# The case of the disappearing Pleco



## meyerhaus (Feb 27, 2006)

So, I bought a new Pleco from the LFS last week. I just needed another eater for my 38. Point being, I know that I saw him swimming around in there that night, but I cannot find him in my tank. Since that night, he is MIA. I have taken out all of the ornaments in my tank and he is not in there. If he would have died, would tetras, corys and my loach eaten him? :rip:


----------



## Ringo (Apr 10, 2006)

could the pleco fit in any of the other fishes mouths? maybe the pleco died and they scooped him up

i lost a mickey mouse platy a few months ago and never found her, and i only had a few ornaments in the tank.


----------



## meyerhaus (Feb 27, 2006)

Nope...the biggest fish is the loach...he would have to have a REALLY stretchy mouth!


----------



## Ringo (Apr 10, 2006)

do you have any ornaments that are hollow?


----------



## meyerhaus (Feb 27, 2006)

Nope...I have a hollow driftwood (which I extracted and looked at VERY carefully) and a little cave that I have moved regularly.


----------



## kristian18f (Oct 31, 2005)

I thought mine was MIA once, but he was up in the very top of an ornament, someplace it didn't look like he'd even fit. You may want to inspect the ornaments again. I don't know how else he could of disappeared.


----------



## meyerhaus (Feb 27, 2006)

I'm going to be doing a 50% change this weekend, so that will be as good a time as any.


----------



## Alin10123 (May 22, 2005)

Maybe's he's stuck behind the water heater or behind the filter inlet? Mine's gotten lost there before and i thought he dissappeared.


----------



## Maria* (Apr 14, 2006)

This happens all the time. Pleco's have an uncanny ability to disappear and reappear at will. Do you watch your tank regularly? Do you have live plants? Your pleco could be all nestled in your plants somewhere, getting all the food he needs/maybe coming out at night when you aren't around? I lost sight of a pleco for about two months once...he he he


----------



## Lydia (Feb 6, 2005)

If you can't find him anywhere else, check the floor. About him dieing and your fish eating him, it's possible but it would probably take them a while to eat him up.


----------



## toadstoool (Apr 29, 2006)

He might be in the driftwood turn it over and see if he comes out . do you have a cat . I had a YOYO Loach that jumped out of the tank and my wife got it before the cat it was a close one but three more jumps ended his life but it wasn't the cat he just hit the floor to many times. I didn't think it would keep doin it.


----------



## Guest (May 13, 2006)

Yes, plecos are very good at hide and seek. I have a big piece of DW in my 55g that's not hollow. My bristlenose spends his days on the back of it. I took it out once to attach some moss and totally forgot that he usually hangs out on it. I did shake it though. When I took it out of the water my BN dropped to the floor. Scared the crap out of me. I scooped him up real quick and put him back in the tank. He was fine!

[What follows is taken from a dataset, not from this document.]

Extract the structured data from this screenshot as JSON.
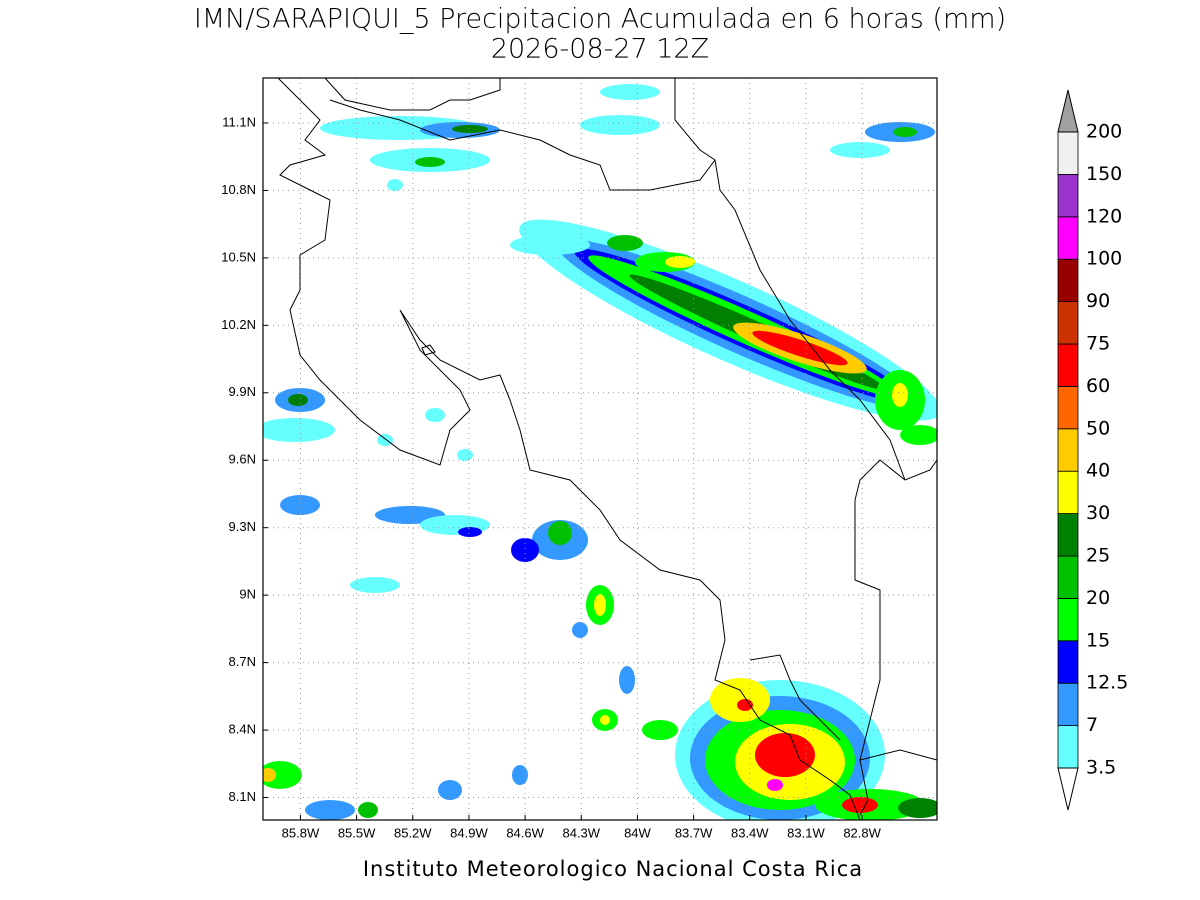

I've also had a yoyo loach hide inside of a pirate ship aeration ornament thing. I shook it, took it out of the tank and put it into a box. I looked down about 10 mins later and a yoyo loach was laying in the box. I screamed. It was ok too though.

Do the water change. Look inside the hollow DW again, really carefully. Check in and around all your ornaments. And also check the floor around the tank. He's in there somewhere, if he's not on the floor.

Also, check your ammonia level. That should tell you if you have a dead fish in the tank. Even if he had been dead for a little while, ammonia would still register.


----------



## meyerhaus (Feb 27, 2006)

Thanks for the good thoughts Kristin. I had a platy die two days ago, so my ammonia is already a little off. I am guessing that he has nestled himself into a nice crevis in the DW. The problem is, I have some common algae that he needs to start eating! I brought the Pleco from my Angel tank up and he started to eat, but he become full pretty quickly. Maybe I'll borrow my neighbors 1' long albino to clean it up; what a feast!


----------



## meyerhaus (Feb 27, 2006)

He was, indeed, clinging to the inside top of a small cave that I have. His color blended perfectly, so I did not even see him until I had it out of the water. He is now hanging out on the underside of one of my big-leaved plants.


----------



## Scy64 (Apr 23, 2006)

Good to hear he's doing ok!


----------



## meyerhaus (Feb 27, 2006)

He has grown from 2.5" to 4" in two weeks...I swear. That fish must be eating all night long.


----------



## Guest (May 15, 2006)

I'm glad you found him. I knew he was in there somewhere. They are great at hide and seek!


----------



## Guest (May 15, 2006)

I was thinking it would be cool if they could turn invisible! Which they can't of course... So, you took it out of the water and he/she didn't even fall out? Wow!
Sweet! I'm glad he/she is alive! x']

-Tess


----------